Arsenal grał nieco inaczej w defensywie. Pozwalał na dużo więcej Borussii, nie atakował gości na ich połowie, umożliwiając spokojne rozprowadzanie piłki do okolic środka boiska. Linia defensywna Anglików była ustawiona głęboko, czego celem było uniknięcie prostopadłych podań, które są jedną z groźniejszych broni Niemców. Zagęszczanie istniało dopiero w okolicach trzydziestego metra od bramki Szczęsnego. Prowadziło to do tego, że o ile goście mogli bez większego wysiłku dostać się w ten sektor, tak ciężko było o dodatkowe podanie, które mogłoby posunąć grę do przodu. Również ewentualne decyzje o strzałach musiał być natychmiastowe i sytuacyjne, zaś szansa na ich powodzenie – niewielka (choć np. Lewandowskiemu brakło niewiele). Pierwsza połowa ograniczała się więc niemal wyłącznie do spokojnego wzajemnego blokowania się obu zespołów. Arsenal ten wynik na swój sposób urządzał. Gospodarze mieli prawo sądzić, że goście będą musieli spróbować gry odważniejszej, trudno zaś było oczekiwać, by pressing utrzymywał się przez cały mecz na tak morderczym poziomie (co można było wywnioskować z końca pierwszej części). Taka sytuacja mogła pozwolić miejscowym na wykorzystanie rozluźnienia w szeregach Niemców i przeprowadzenie kilku szybkich ataków.

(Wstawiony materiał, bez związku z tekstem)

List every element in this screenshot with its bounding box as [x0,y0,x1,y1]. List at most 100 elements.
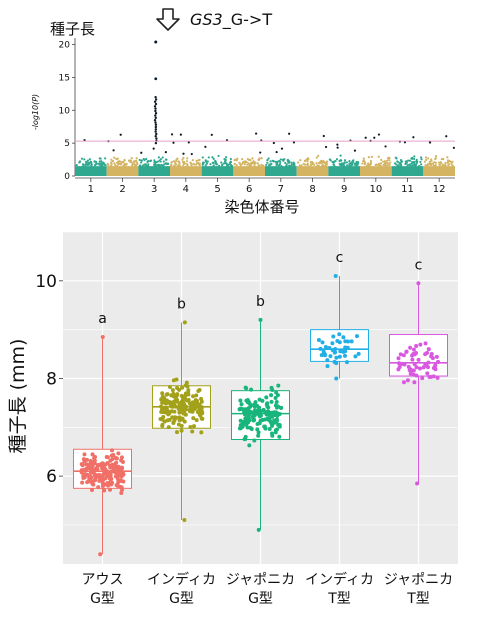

Ciekawostką w Arsenalu była znikoma aktywność bocznych obrońców. U Koscielnego można to wytłumaczyć nienaturalną dla niego pozycją i faktem gry Grosskreuza naprzeciwko. Santos jednak niemal zupełnie oddał pole Piszczkowi i rywalizacja na tej flance toczyła się dość mocno po dyktando Polaka, wspieranego przez Perisicia i zaskakująco ofensywnego Leitnera. Brak wsparcia ze strony obrońców w trakcie walki o srodek pola, prowadził do tego, że Arsenal dość wyraźnie przegrywał potyczki w tym sektorze boiska wskutek przewagi liczebnej Borussii. Trzeba jednak dodać, ze pressing gości był naprawdę mądry i na tyle błyskawicznie nadążający za akcją, że rozegranie szybkiej akcji było szalenie trudne.
Cały jednak plan Borussii wziął w łeb, kiedy geniuszem błysnął Song. Będąc dobrze pilnowanym, minął trzech rywali i idealnie dośrodkował na głowę van Persiego, dzięki czemu Arsenal objął prowadzenie. Planu gości nie musiało to za bardzo zmieniać, gdyż wdrażany przez 49 minut sprawdzał się dobrze. Problemem jednak stało się to, że potrzebowali w tym momencie dwóch goli. Mecz wrócił do stanu początkowego, czyli wymiany ciosów bez szczególnego wskazania na którąkolwiek ze stron. Zmiany postanowił szukać Klopp, wprowadzając napastnika za defensywnego pomocnika. Był to ruch bardzo ryzykowny. Z jednej strony ciężko byłoby Borussii strzelić gola w tym impasie, który panował przez godzinę na boisku, dwóch nie wspominając. Jednak osłabienie środka siłą rzeczy musiało się wiązać z zelżeniem pressingu, co coraz śmielej zaczął wykorzystywać Arsenal. Chwilę przed zmianą dowodem na to było sytuacja sam na sam Gervinho. Klopp postanowił jednak spróbować wzmocnić atak i szukać szybszego przenoszenia piłki do ofensywy. Efektu nie przyniosło to właściwie żadnego. Ustawiony na 30-40 metrze Arsenal ze spokojem powstrzymywał wszystkie akcje, nie kwapiąc się jednak do wykorzystania osłabionego nieco środka gości.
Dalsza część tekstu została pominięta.